The cause of the allergy was specific blood cells

Do you sneeze the whole flowering season of plants or can not look at a neighbor’s cat without tears, because you are allergic? The researchers found out which part of the immune system you should blame for this.

Recall that allergic reactions are associated with an inadequate immune response of the body to usually benign substances (pollen, mold spores, some products). Guilty of this are representatives of the T-cell group. True, not all.

We will explain that T-cells (or T-lymphocytes) are divided into T-killers and T-helpers. The first task is the destruction of the body’s own cells, either infected with viruses or other pathogenic intracellular agents, or those that are damaged or function incorrectly (for example, tumor cells).

In the meantime, T-helpers regulate the reactions of both congenital and acquired immunity, and also determine the type of response that the body will have on a particular foreign material. These cells do not exhibit cytotoxicity (they can not damage cells) and do not participate in the destruction of infected cells or directly pathogens. Instead, they control the immune response, directing other cells to perform the necessary tasks.

T cells are “born” from pluripotent hematopoietic stem cells. In an adult, they form in the bone marrow.

T-helpers were just guilty of the appearance of allergic reactions in humans. In the course of his work, biologist Erik Wambre and immunologist William Kwok used blood samples from patients who are allergic to alder pollen.

We will explain that T-helpers recognize the allergen due to special receptors – protein complexes. In addition to “receiving” receptors, T-helpers also have marker proteins.

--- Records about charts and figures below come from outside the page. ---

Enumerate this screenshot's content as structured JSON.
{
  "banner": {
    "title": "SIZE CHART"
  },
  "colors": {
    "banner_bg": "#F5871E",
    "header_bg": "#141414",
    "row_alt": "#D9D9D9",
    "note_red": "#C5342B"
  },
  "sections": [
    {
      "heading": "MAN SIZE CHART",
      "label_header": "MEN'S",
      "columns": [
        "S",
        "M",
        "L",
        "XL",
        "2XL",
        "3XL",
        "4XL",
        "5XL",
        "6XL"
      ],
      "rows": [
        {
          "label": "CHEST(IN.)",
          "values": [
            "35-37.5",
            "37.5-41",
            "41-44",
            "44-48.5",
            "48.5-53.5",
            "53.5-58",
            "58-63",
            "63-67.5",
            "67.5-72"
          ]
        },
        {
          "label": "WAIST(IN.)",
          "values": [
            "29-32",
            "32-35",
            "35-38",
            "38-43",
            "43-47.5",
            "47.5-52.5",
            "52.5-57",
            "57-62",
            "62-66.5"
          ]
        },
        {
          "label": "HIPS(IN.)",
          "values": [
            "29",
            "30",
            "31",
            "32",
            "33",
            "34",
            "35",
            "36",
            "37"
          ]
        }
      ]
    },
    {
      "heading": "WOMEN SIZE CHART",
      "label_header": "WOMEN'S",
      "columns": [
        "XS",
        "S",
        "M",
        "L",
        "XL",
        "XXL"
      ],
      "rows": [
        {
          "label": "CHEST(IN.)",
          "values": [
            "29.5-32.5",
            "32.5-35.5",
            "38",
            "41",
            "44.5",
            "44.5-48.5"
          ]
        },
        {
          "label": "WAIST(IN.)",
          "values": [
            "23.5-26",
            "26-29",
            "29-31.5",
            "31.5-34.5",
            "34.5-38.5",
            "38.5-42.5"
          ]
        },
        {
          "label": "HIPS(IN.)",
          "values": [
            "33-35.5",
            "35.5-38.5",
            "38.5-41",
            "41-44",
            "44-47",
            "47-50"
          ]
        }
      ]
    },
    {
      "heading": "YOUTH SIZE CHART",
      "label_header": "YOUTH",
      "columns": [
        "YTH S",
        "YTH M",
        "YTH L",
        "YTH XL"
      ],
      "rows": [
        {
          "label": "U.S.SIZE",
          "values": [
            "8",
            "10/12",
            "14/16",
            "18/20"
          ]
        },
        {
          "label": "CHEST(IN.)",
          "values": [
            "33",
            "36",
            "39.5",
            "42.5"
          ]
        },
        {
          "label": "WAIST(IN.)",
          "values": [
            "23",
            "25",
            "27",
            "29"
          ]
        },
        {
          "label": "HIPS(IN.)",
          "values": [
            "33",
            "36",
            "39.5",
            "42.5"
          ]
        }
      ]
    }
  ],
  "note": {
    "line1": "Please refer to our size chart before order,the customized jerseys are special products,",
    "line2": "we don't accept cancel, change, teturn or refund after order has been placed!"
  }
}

To mark immune cells in the blood samples of patients reacting to alder pollen, the team added fluorescent proteins known as tetramers of MHC II to them. Thanks to this, the researchers found that one group of T-helpers had more copies of two marker proteins and fewer copies of the other four. Although none of the proteins were “exclusive” for cells, their combination provided a signature that the researchers dubbed as TH2A cells.

When the tests were repeated with the participation of patients who were allergic to a variety of pathogens (including plant pollen and house dust), the same cells were found in their blood samples. At the same time they were absent from the blood of people who do not suffer from allergies. Thus, it became clear that it is the cells of the TH2A type that are responsible for the appearance of allergic reactions in humans.

The authors of the study, published in the edition of Science Translational Medicine, are confident that the findings will help develop new ways to combat allergies.

In particular, if we determine which molecular signals transform T cells into TH2A cells, they can be prevented. It is also planned to create special blood tests that will indicate the presence of “allergy biomarkers” (TH2A-cells) in the blood of people.